In one of many notable exchanges, Senator Al Franken, Democrat of Minnesota, quizzed her on a common question in education circles: whether standardized tests should measure how much students improve over a year (the growth view), or if they should measure to see if students are performing at grade-level (the proficiency view). DeVos embarrassed herself by confusing proficiency for growth. “I’m surprised you don’t know this issue,” Franken said.
But it’s not surprising that DeVos fumbled on a question regarding how to hold schools accountable. A political action committee she helped start in Michigan, The Great Lakes Education Project, has spent millions trying to buy policies that would expand charter schools while exempting them from proper review. The DeVos family gave almost $1.5 million to Michigan GOP lawmakers after they killed a provision that would have held Detroit charters to higher accountability standards.
And her lobbying efforts in Michigan have had little to no bearing on the quality of schools there. Detroit’s charter schools are among the worst in the nation. And the glut of school choice — Detroit has the second-largest share of students in charters in the nation — has not fostered the type of competition that school choice advocates like DeVos say will improve educational quality.

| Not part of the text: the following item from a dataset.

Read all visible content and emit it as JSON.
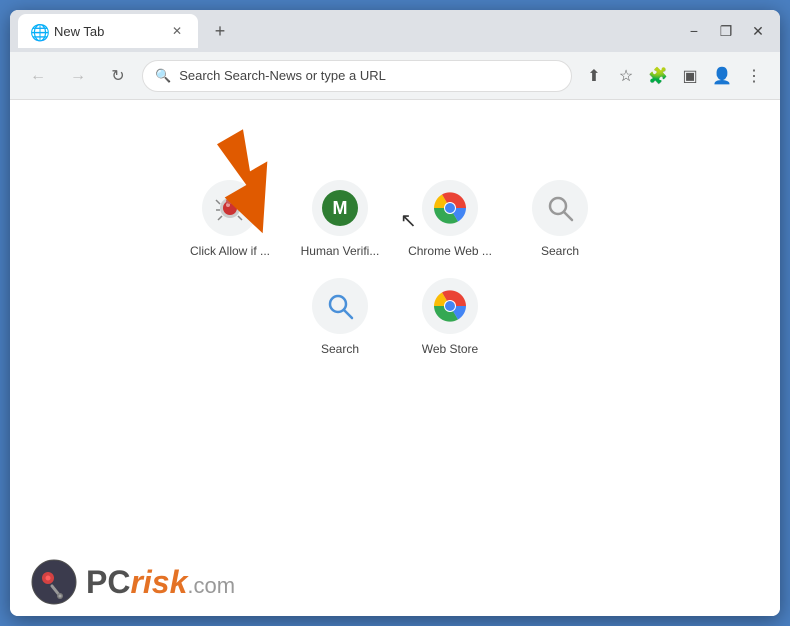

DeVos’ blind commitment to a free-market vision of American education is at odds with reality. Her willful ignorance — blatantly obvious by her efforts to kill even the most basic oversight — amounts to a moral failing that threatens students in public schools everywhere.
As Secretary of Education, DeVos would be responsible for implementing Trump’s plan to help alleviate the student loan crisis millions of Americans face. Though he hasn’t made much information or details publically available, Trump has said he wants to alleviate student loan debt by capping annual payments a person can make at 12.5 percent of their yearly income. Any remaining debt after 15 years would be forgiven.
This is not an inherently bad idea. Countries like Australia and England have similar income-based repayment programs that ensure debtors don’t pay more than they can afford — about three to eight percent of yearly income, with payments ceasing during periods of unemployment. But it’s unclear how such a system would work in the United States, where student loan debt totals close to $1.4 trillion — more than that owed for credit card and auto loans.
Unfortunately, DeVos’ confirmation hearing was irritatingly scant on questions and details of how she might implement such a plan. She incorrectly claimed that student debt had risen almost 1,000 percent since the Great Recession — the true amount was a 118 percent increase — but was otherwise largely left uninterrogated on the issue of student loans.
And questions remain in general as to how DeVos would oversee America’s thousands of colleges and universities. She ominously refused to say whether she’d continue President Obama’s directive to punish schools that breached Title IX by improperly investigating cases of sexual assault. Asked by Senator Bernie Sanders, Democrat of Vermont, what she thought of tuition free college, she demurred, calling the idea an “interesting” one.
Betsy DeVos’ repugnant and breathtaking lack of knowledge of the education system over which she will likely preside does nothing but cast great uncertainty over American public schools. Ensuring that her backwards beliefs in the efficacy of privatized schools do not translate to law will be one of the most significant challenges facing opponents of the Trump administration.